После она сказала, что зовут ее Клавдией.

Она была во всем, даже во внешнем облике своем, легка, держалась с чуть озорной смешливостью. Он подумал, что она весела и, должно быть, хохотушка, и сразу почувствовал, что ему тоже легко и просто с ней.

Теперь он знал, кто она: Кольцова Клавка. Деревня–то эта тоже звалась Кольцовкой.

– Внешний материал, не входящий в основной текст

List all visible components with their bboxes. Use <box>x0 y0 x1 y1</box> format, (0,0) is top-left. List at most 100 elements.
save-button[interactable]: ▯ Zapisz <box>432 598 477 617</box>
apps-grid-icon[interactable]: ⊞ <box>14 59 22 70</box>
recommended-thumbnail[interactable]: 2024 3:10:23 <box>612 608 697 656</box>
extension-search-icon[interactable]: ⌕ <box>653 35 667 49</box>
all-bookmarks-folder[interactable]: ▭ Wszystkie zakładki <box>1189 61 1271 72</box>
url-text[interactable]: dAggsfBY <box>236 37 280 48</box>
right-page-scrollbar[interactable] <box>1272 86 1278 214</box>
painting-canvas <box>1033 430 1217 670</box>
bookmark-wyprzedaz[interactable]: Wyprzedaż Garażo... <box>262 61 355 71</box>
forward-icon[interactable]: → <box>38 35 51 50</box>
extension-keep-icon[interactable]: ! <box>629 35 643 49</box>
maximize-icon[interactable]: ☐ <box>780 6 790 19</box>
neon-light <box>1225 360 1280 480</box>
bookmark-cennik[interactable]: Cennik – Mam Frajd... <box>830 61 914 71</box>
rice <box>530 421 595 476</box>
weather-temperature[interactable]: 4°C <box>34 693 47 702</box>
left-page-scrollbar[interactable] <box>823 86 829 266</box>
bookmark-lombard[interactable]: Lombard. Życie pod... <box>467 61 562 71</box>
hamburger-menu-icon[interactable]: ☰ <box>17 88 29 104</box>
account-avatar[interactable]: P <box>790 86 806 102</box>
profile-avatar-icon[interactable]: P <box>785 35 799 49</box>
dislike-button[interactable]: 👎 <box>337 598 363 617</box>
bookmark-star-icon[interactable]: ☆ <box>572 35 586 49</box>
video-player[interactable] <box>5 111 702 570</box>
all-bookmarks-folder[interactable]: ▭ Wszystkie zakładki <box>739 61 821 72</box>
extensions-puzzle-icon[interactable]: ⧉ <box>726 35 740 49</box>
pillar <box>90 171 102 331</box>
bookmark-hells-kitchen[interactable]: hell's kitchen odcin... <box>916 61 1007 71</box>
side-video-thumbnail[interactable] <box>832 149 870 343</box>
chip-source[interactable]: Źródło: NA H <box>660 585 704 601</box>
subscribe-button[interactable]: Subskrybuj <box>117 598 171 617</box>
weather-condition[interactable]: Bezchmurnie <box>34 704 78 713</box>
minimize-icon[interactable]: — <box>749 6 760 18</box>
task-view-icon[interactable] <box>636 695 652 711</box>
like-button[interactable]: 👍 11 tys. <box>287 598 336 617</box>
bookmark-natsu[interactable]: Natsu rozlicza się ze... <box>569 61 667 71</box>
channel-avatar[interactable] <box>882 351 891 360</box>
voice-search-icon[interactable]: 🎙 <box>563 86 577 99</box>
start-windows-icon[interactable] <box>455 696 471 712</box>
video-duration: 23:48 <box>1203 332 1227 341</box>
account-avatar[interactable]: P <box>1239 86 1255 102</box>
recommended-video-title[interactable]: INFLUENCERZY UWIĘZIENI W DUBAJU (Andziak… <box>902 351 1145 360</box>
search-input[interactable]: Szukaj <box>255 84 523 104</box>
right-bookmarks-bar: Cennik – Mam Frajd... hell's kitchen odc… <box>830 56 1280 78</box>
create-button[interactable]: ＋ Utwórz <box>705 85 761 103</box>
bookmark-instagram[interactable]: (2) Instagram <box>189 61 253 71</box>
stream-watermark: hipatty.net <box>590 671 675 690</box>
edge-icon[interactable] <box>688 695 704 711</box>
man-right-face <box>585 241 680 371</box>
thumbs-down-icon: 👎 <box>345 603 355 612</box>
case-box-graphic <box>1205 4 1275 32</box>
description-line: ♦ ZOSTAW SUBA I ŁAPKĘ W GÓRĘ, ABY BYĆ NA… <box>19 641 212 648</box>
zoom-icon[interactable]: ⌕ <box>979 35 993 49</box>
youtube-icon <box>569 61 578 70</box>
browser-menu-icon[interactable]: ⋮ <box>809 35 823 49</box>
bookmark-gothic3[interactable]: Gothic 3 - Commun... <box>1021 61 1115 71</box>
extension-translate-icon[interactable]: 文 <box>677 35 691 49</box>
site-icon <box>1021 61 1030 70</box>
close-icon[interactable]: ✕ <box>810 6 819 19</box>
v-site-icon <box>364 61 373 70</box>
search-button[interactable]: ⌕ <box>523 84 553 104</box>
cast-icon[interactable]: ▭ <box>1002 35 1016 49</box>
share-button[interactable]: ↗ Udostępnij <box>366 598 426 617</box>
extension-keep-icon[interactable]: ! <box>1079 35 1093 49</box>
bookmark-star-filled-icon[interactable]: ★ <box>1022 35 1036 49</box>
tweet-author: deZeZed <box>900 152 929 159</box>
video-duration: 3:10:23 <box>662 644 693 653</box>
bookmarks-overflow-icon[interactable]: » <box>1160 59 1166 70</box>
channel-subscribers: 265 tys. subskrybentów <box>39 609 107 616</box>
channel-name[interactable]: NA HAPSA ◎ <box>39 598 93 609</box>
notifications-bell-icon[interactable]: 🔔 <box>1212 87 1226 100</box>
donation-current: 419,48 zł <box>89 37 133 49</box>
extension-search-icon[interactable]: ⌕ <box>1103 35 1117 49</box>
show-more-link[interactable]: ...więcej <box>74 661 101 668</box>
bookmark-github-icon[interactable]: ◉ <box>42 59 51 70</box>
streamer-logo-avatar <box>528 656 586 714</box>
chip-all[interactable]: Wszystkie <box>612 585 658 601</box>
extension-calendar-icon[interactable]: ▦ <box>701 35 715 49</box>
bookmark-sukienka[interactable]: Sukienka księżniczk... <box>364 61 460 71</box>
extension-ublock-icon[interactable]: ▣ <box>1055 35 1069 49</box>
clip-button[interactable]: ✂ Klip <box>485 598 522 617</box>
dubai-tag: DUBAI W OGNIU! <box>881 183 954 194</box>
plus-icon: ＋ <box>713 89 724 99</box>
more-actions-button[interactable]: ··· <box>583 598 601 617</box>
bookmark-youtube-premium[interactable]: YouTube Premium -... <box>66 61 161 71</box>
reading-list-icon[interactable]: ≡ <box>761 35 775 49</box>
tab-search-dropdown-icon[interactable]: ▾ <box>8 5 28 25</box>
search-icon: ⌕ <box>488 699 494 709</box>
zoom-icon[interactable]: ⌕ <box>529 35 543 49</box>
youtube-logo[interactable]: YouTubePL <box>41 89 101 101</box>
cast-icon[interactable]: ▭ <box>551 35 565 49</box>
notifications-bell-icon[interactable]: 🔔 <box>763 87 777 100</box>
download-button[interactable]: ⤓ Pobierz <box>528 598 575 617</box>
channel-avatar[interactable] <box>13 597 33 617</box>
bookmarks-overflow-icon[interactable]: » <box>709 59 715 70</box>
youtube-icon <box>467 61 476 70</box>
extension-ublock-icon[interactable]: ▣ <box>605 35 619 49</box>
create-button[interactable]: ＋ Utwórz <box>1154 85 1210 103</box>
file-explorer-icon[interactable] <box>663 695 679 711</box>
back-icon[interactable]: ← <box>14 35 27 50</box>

Он стал заходить к молодке.

Бывала она всегда одна в большой тесовой избе. Подвески разных цветов, зеркальца, бусы, ожерелья, дутые обручи лежали открыто в сундуке, который, верно, и не закрывался, ворохом навалены кики, летники, очелья, многое выткало серебром, тафтяное, парчовое, из переливчатого шелка. И отдельно ото всего, но также на виду висела однорядка на рослого мужчину, полукафтанье аккуратно сложено под ней, на столе шапка с малиновым верхом. Так, верно, она и не убиралась со стола, давно дожидаясь вместе с однорядкой и полукафтаньем хозяина.

Клавка порхала по избе, вечно ей находилось, что взять, что переложить, поправить какую–нибудь из бесчисленных, как в богатой татарской сакле, подушек.

Она смеялась, начинала и обрывала какие–то песни, румянилась и настойчиво спрашивала:

— Скажи не красна?

Иногда садилась вышивать. Вышивала она не узор, а странное: мохнатые цветы с глазами на лепестках, крутой нос лодки, птиц, и Гаврюха думал, что птицы эти похожи на нее.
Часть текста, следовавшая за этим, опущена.